The following students are eligible for tuition and fee exemption:
A student who is or was at the time he or she reached 18 years of age in the custody of the Department of Children and Family Services or a relative under s. 39.5085, who was adopted from the Department of Children and Family Services after May 5, 1997, or who, after spending at least 6 months in the custody of the department after reaching 16 years of age, was placed in a guardianship by the court.
Such exemption includes fees associated with enrollment in career‐preparatory instruction and completion of the college‐level communication and computation skills testing program. Such an exemption is available to any student who was in the custody of a relative under s. 39.5085 at the time he or she reached 18 years of age or was adopted from the Department of Children and Family Services after May 5, 1997.
Other Advice From Peers
- Definitely do not take the tuition exemption for granted. Take it very, very seriously and keep your GPA up. Go to tutoring if you need to. Go to the writing center for help. Know where to go, what resources there are around you in order for you to get help.
- Don’t stop, keep going. If you stop, you lose a lot of the hard work you have put into it. The best thing is to keep going.
- It is easier to keep going than it is to stop and then go again. It takes time to try to get back in the groove of things.

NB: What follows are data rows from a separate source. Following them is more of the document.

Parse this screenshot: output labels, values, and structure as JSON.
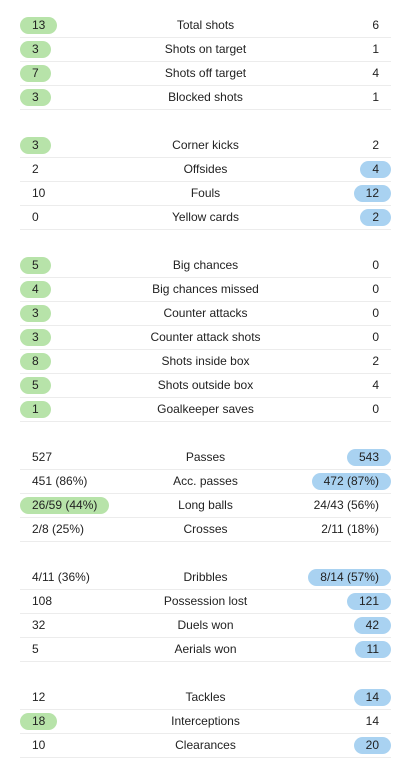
{
  "colors": {
    "home_highlight": "#b7e3a9",
    "away_highlight": "#a9d2f1",
    "divider": "#ececec"
  },
  "groups": [
    [
      {
        "label": "Total shots",
        "home": "13",
        "away": "6",
        "hl": "home"
      },
      {
        "label": "Shots on target",
        "home": "3",
        "away": "1",
        "hl": "home"
      },
      {
        "label": "Shots off target",
        "home": "7",
        "away": "4",
        "hl": "home"
      },
      {
        "label": "Blocked shots",
        "home": "3",
        "away": "1",
        "hl": "home"
      }
    ],
    [
      {
        "label": "Corner kicks",
        "home": "3",
        "away": "2",
        "hl": "home"
      },
      {
        "label": "Offsides",
        "home": "2",
        "away": "4",
        "hl": "away"
      },
      {
        "label": "Fouls",
        "home": "10",
        "away": "12",
        "hl": "away"
      },
      {
        "label": "Yellow cards",
        "home": "0",
        "away": "2",
        "hl": "away"
      }
    ],
    [
      {
        "label": "Big chances",
        "home": "5",
        "away": "0",
        "hl": "home"
      },
      {
        "label": "Big chances missed",
        "home": "4",
        "away": "0",
        "hl": "home"
      },
      {
        "label": "Counter attacks",
        "home": "3",
        "away": "0",
        "hl": "home"
      },
      {
        "label": "Counter attack shots",
        "home": "3",
        "away": "0",
        "hl": "home"
      },
      {
        "label": "Shots inside box",
        "home": "8",
        "away": "2",
        "hl": "home"
      },
      {
        "label": "Shots outside box",
        "home": "5",
        "away": "4",
        "hl": "home"
      },
      {
        "label": "Goalkeeper saves",
        "home": "1",
        "away": "0",
        "hl": "home"
      }
    ],
    [
      {
        "label": "Passes",
        "home": "527",
        "away": "543",
        "hl": "away"
      },
      {
        "label": "Acc. passes",
        "home": "451 (86%)",
        "away": "472 (87%)",
        "hl": "away"
      },
      {
        "label": "Long balls",
        "home": "26/59 (44%)",
        "away": "24/43 (56%)",
        "hl": "home"
      },
      {
        "label": "Crosses",
        "home": "2/8 (25%)",
        "away": "2/11 (18%)",
        "hl": "none"
      }
    ],
    [
      {
        "label": "Dribbles",
        "home": "4/11 (36%)",
        "away": "8/14 (57%)",
        "hl": "away"
      },
      {
        "label": "Possession lost",
        "home": "108",
        "away": "121",
        "hl": "away"
      },
      {
        "label": "Duels won",
        "home": "32",
        "away": "42",
        "hl": "away"
      },
      {
        "label": "Aerials won",
        "home": "5",
        "away": "11",
        "hl": "away"
      }
    ],
    [
      {
        "label": "Tackles",
        "home": "12",
        "away": "14",
        "hl": "away"
      },
      {
        "label": "Interceptions",
        "home": "18",
        "away": "14",
        "hl": "home"
      },
      {
        "label": "Clearances",
        "home": "10",
        "away": "20",
        "hl": "away"
      }
    ]
  ]
}
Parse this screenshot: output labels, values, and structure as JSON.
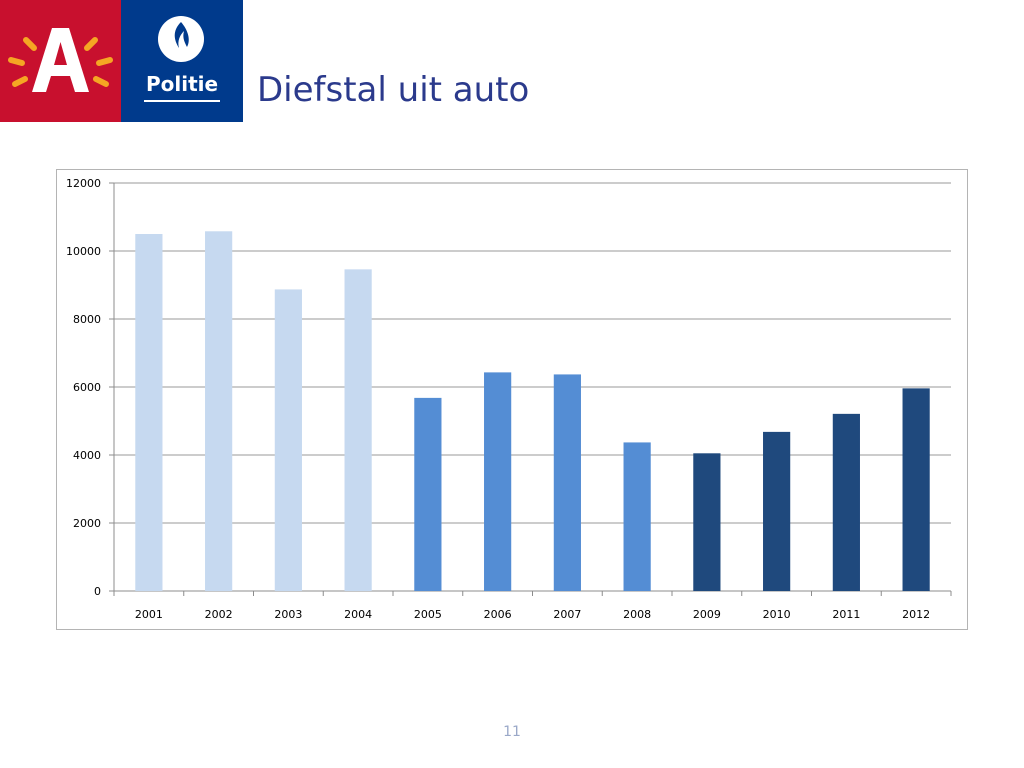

If you stop, get right back in. Just get it done.
- It is just a waste of time to stop and then try to come back. It is better if you just try to find a way to continue. It is not worth it to stop going to school and years later have to come back. It has been 3 or 4 years now and I am trying to go back to school and it is difficult.
- Don’t fall off your goals. The easy part is the falling down. The hard part is getting up. So some days, you are going in the wrong direction but you have to have your sight on what you want to do. What I did was I put up an information wall—everything that I wanted to accomplish was on this wall. My information wall is where I put certain things that I want to accomplish. Every time I accomplish something, I take it off the wall and add some notes to it so you always have this vision of what you are going to school for. If you are going for financial reasons, you can put up pictures of a big house, a nice car. If you are going for other reasons, you can put up those, like some meaning in life, some unique purpose.
- Don’t party so much. Don’t drink so much. If you do, you’ll probably skip class the next day. Wait until the weekend.
- Live somewhere where you won’t be tempted to party. Move if you have to.
- If you feel like you are failing a class early on, then drop it and add another class before the deadline to drop/add.
- If you have to drop a class or drop out for a semester, be sure to officially withdraw by the right dates. If not, you will get all these F’s or your record and then your grade point average drops.